The office beyond was small, luxuriously furnished in the low-legged cushions-and-matting style of Unan Besar. A door led to the living quarters which went along with this job; another door was built like a treasury vault’s. Behind a desk sat a middle-aged man. He wore a white robe with an open hand pictured on the breast, and his pate was shaven; but the golden brand was not on his brow, for employees like him were not ordained members of Biocontrol.

“Ah.” He smiled at Luang. Most men did. “Good day. I have not seen you before, gracious lady.”

“My friend and I are newly arrived.” With her to look at, Flandry didn’t think the dispenser would notice him much. She counted ten silvers, the standard price, down on the table. The dispenser didn’t check them for genuineness, as anyone else would have. If you passed bad money to Biocontrol, you’d be in trouble enough the next time! He activated a small electronic machine. Luang put her hands flat on a plate. The machine blinked and hummed, scanning them.

Flandry could imagine the system for himself. Her print pattern was flashed by radio to a central electronic file in Kompong Timur. In seconds the file identified her, confirmed that she was indeed ready for her ration, established that she was not wanted by the Guards, made the appropriate addition to her tape, and sent back its okay. As the machine buzzed, Luang removed her hands from it. The dispenser took her money and went to the vault, which scanned his own fingers and opened for him. He came back without the coins, the door closed again, he gave Luang a blue capsule.
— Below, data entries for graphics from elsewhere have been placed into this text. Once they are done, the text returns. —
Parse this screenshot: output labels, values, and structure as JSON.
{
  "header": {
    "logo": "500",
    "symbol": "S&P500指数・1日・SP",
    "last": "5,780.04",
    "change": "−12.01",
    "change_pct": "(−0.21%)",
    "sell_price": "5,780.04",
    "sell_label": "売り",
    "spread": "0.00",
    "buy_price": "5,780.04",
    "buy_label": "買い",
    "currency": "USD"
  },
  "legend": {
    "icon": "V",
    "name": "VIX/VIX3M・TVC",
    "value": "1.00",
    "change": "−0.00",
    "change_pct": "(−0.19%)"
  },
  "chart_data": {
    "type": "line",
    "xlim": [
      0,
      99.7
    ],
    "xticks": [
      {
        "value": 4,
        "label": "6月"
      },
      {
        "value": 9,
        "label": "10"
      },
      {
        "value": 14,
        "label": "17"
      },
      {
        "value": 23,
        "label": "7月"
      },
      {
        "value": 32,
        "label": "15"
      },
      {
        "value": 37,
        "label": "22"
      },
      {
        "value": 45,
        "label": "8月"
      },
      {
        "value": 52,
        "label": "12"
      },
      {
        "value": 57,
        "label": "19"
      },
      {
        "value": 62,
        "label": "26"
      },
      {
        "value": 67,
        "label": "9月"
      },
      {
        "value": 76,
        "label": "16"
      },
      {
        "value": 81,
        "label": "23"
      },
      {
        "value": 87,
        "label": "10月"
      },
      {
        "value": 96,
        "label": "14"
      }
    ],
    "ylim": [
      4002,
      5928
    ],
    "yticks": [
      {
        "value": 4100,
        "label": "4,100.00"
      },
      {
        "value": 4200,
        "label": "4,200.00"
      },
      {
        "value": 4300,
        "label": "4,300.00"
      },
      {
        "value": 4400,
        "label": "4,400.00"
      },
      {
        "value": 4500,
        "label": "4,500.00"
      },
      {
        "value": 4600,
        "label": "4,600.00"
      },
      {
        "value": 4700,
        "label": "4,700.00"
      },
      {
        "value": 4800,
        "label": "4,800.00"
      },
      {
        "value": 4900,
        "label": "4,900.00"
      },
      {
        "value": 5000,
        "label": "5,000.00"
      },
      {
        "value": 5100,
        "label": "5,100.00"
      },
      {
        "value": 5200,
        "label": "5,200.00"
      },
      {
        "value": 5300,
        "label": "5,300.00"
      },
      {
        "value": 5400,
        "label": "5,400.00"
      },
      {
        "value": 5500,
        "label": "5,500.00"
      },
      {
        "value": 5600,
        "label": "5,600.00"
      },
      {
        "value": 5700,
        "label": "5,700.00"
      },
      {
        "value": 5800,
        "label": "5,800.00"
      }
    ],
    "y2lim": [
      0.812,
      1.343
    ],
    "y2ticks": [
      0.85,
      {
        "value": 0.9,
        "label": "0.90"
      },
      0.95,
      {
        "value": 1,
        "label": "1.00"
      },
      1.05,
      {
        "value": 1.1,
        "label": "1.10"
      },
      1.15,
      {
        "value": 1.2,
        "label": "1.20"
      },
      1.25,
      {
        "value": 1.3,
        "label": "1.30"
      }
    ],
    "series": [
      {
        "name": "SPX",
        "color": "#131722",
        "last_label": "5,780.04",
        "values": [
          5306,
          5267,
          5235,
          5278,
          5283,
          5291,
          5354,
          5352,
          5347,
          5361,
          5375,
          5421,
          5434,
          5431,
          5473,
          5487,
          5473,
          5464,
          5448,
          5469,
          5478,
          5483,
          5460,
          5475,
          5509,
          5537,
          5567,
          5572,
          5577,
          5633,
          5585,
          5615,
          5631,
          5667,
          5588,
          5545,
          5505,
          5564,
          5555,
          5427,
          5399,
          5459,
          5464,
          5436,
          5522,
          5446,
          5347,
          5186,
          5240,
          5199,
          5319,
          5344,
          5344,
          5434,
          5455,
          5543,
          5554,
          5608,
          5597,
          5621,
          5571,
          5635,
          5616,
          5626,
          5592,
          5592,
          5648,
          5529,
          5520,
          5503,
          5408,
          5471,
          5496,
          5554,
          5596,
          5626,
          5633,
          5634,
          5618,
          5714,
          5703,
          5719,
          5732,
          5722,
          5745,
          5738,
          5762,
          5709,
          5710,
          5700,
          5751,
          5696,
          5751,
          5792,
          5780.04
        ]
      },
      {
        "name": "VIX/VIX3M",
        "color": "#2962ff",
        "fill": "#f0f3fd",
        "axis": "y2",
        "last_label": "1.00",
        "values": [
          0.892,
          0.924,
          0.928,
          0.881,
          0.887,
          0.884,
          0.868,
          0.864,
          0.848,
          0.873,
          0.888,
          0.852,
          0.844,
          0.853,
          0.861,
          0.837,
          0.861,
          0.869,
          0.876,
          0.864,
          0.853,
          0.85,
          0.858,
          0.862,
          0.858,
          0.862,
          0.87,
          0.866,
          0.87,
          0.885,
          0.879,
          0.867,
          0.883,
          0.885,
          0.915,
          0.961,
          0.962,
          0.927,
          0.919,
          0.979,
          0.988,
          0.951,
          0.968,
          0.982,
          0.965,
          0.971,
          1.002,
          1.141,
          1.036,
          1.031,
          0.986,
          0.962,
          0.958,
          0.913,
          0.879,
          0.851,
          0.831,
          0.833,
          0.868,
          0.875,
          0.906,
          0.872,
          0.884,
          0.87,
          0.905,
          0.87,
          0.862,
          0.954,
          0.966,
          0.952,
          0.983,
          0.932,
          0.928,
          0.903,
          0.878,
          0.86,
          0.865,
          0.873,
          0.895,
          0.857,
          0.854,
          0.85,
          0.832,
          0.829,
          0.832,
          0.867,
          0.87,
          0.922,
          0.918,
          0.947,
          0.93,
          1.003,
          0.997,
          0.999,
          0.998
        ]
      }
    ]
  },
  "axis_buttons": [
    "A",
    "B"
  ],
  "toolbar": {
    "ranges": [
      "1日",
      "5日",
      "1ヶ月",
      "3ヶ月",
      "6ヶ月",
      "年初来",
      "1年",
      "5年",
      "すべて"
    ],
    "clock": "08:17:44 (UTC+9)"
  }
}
“One moment, my dear, one moment. Allow me.” He bustled over to fill a beaker with water. “There, now it will go down easier. Eh-h-h?” Flandry doubted if he was as attentive to the average citizen. At least, not judging from the way he used the opportunity to do a little pinching.

“Where are you staying in our city, gracious lady?” he beamed.

“For now, noble sir, at the Inn of the Nine Serpents.” Luang was plainly unhappy at having to linger—but, equally plainly, you were never impolite to a dispenser. In law he had no rights over you. In practice, it was not unknown for a dispenser to block the signaler, so that GHQ never recorded a given visit, and then hand his personal enemy a capsule without contents.

“Ah, so. Not the best. Not the best. Not suitable at all for a damsel like yourself. I must think about recommending a better place for you. Perhaps we could talk it over sometime?”

Luang fluttered her lashes. “You honor me, sir. Alas, business compels me to hurry off. But . . . perhaps, indeed, later—?” She left while he was still catching his breath.

Once outdoors, she spat. “Ugh! I’ll want some arrack in my tea, to get the taste out!”

“I should think you would be used to that sort of thing,” said Flandry.

He meant it in all thoughtless innocence, but she hissed like an angry snake and jerked free of him. “What the blue deuce?” he exclaimed. She slipped into the crowd. In half a minute, he had lost sight of her.